What accounts for the success of tobacco along Lebanon’s southern marches? Why is tobacco, the bitter crop, the stalwart friend of the forgotten, downtrodden poor?

On one level, it is about what works. And who works. The demography and geography as well as South Lebanon’s temporal and spatial rhythms, create an environment where tobacco farming thrives – and with it, a life on the land in an otherwise inhospitable place can continue. On another level, the crop’s success is structured and enabled by the Lebanese state, which barters immense profit on the global tobacco market for a pact packaged as a generous social contract: the state pays a fixed price (8 to 13 USD per kilo) to licensed tobacco farmers, regardless of global price fluctuations.

This contract is both loved and hated by those who farm tobacco: the assured income harnesses them to an exploitative and destructive yet immensely profitable industry.
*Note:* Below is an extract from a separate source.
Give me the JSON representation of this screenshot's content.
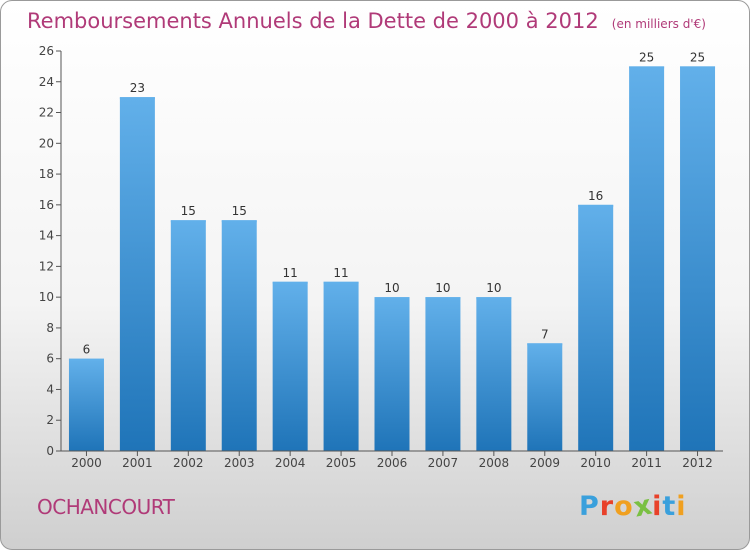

The Lebanese state couches its “tobacco subsidy” in terms of pastoral care for its needy citizens, yet it happily pockets the massive profits it gains from this global trade.

Two narratives emerge about Lebanese tobacco. One narrative revolves around life, labor and love: many successful southerners ascribe their success to the fact that their families were able to farm tobacco, using the money to send them to school. Those who farm the crop – an overwhelming majority of whom are women – speak with pride of their skill in harvesting, sorting, threading, drying and packing the crop. In their eyes their tobacco is “the best in the world.”

Another narrative emerges from those who buy the crop, the officials of the Régie, who speak instead of uneven, even dubious quality. They bemoan having to buy the crop from households across the South – an unreliable commodity, which is re-sorted and repackaged and then stored in warehouses for long spells while the monopoly negotiates deals with global tobacco companies, who are required to buy a percentage of the annual Lebanese tobacco crop in return for an equal share in Lebanon’s commercial tobacco market. Some suggest that much of the laboriously cultivated tobacco of South Lebanon is simply trashed. The stark differences between the two narratives highlight the crop’s controversial nature.

Regardless of its ultimate fate and controversial uses, and because of a dearth of equally reliable alternatives, the cultivation of tobacco remains a lifeline in South Lebanon. The “frontline villages” of the Lebanese borderland are the most avid cultivators of the “bitter crop,” for it is in and through their labor for a market commodity that consistently sells at a stable price, that the villagers of South Lebanon manufacture a form of stability conducive to a marginally successful form of life in a space of constant rupture, destruction and violence.